Against the majority agreement grading, the AMD screening system (see Tables 2 and 3) achieved a sensitivity of 86.6% (80.6% to 91.3%), a specificity of 92.1% (89.4% to 94.3%), an accuracy of 90.7% (88.2% to 92.8%), and a kappa score of 0.76 (0.71 to 0.82) on the prospective dataset. The DR screening system achieved (see Tables 2 and 4) a sensitivity of 97.0% (84.2% to 99.9%), a specificity of 96.3% (94.5% to 97.6%), an accuracy of 96.3% (94.6% to 97.6%), and a kappa score of 0.70 (0.59 to 0.81).
In this study, we have used two prospective datasets and demonstrated the suitability of an AI-based automated combined screening platform for AMD and DR in clinical settings. The screening platform can fill an unmet need for screening individuals with AMD and DR through a regular primary care doctor’s visit. A study from the National Eye Institute showed that half of the patients do not obtain eye examinations recommended by their general physicians. Optometrists and ophthalmologists who screen for DR and AMD are often limited geographically and have limited time. Specialist visits are also time-consuming. In these instances, automated screening tools within the primary care setting will help mitigate these issues and provide better care for patients with these eye diseases.
We have developed and validated the telemedicine-ready, AI-based, and fully automated screening tools that can be used for screening these diseases with just one image per eye in one visit. Evaluation of the systems in primary care clinics validated the high accuracy of these screening tools, comparable to that of human graders. We note that we used different retinal color fundus cameras (Topcon TRC NW6 non-mydriatic cameras) for developing the model than those used to obtain the prospective data (DRS and Eidon cameras from CenterVue Inc.). Thus, our results are already robust to various types of cameras in the development and test phases and, with larger image sets from each camera, can surely produce even better results.
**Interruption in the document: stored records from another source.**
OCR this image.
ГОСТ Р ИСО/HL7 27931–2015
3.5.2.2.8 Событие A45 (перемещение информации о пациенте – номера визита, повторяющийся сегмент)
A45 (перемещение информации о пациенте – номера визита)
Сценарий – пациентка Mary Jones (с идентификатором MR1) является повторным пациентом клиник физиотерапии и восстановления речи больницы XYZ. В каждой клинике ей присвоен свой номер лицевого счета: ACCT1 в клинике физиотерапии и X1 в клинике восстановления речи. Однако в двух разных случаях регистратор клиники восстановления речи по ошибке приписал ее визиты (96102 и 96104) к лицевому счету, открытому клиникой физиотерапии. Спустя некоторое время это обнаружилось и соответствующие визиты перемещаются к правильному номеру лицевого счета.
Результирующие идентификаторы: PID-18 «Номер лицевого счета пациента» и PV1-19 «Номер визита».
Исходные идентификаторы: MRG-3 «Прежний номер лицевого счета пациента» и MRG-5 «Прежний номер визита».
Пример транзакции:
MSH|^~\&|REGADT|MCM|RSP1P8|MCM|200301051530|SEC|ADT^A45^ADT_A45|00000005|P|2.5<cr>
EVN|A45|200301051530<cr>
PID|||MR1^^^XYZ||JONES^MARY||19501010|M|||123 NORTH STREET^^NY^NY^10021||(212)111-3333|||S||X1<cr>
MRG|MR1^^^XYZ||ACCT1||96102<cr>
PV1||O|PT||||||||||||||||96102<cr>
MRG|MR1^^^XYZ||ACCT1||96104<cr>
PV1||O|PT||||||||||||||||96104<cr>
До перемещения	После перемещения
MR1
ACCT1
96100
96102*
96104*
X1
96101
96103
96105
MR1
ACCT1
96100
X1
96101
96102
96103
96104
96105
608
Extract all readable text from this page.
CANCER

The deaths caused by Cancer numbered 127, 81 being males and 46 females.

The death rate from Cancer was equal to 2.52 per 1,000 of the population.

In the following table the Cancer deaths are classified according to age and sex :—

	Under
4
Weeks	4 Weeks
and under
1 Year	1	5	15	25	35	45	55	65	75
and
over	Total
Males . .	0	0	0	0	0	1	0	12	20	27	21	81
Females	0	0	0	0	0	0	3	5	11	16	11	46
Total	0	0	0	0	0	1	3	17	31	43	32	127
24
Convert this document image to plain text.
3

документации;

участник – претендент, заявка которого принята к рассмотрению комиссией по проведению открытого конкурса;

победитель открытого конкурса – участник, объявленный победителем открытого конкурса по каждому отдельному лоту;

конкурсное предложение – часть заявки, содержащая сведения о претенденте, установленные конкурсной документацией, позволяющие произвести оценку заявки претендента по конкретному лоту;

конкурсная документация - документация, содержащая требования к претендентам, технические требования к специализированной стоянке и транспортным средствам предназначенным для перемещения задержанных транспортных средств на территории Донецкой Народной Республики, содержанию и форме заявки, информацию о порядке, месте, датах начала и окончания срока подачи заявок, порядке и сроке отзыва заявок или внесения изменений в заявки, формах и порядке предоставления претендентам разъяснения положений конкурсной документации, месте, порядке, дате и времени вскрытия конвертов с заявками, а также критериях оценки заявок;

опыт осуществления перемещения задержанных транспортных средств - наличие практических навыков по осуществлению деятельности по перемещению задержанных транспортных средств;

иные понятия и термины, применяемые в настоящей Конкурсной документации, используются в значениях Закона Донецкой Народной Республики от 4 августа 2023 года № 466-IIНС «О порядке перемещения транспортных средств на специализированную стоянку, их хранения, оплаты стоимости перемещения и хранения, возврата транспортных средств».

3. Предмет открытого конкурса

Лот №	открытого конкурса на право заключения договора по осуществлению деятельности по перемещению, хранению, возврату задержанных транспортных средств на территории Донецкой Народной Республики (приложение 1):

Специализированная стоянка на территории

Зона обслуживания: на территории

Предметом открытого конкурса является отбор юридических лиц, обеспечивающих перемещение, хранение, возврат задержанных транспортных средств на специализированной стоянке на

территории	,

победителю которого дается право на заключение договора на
These AI-based screening tools should be tested prospectively in more diverse clinical settings with cost and time analyses for establishing reliability, consistency, and quantifying individual cost and time benefits. While two eye diseases can be screened simultaneously, the system is limited to only DR and AMD. Other eye diseases can potentially be screened using the same fundus image, such as glaucoma and hypertensive retinopathy. A non-referable grade in either AMD or DR speaks only to its referability for the said diseases. That means other non-AMD and non-DR related pathologies, which the ophthalmologists would have picked up while reviewing the fundus images, can be missed by the more targeted automated grading systems. Making the automated systems more versatile in detecting other pathologies is warranted.
As evident from the disagreements in specialist human graders and their comparisons with the screening systems’ kappa scores, it can be concluded that the automated tools perform as well as the human graders, if not better. The performance of the tools is confirmed in the context of real-world image acquisition and analysis. The physical system and the telemedicine software were tested for usability, convenience, and security. The screening systems were deployed on HIPAA-compliant telemedicine platforms and built for minimum interaction with the interface. By using such a secure, fast, reliable, and low-cost system, millions of eyes can potentially be saved from preventable vision-loss, with significant healthcare savings.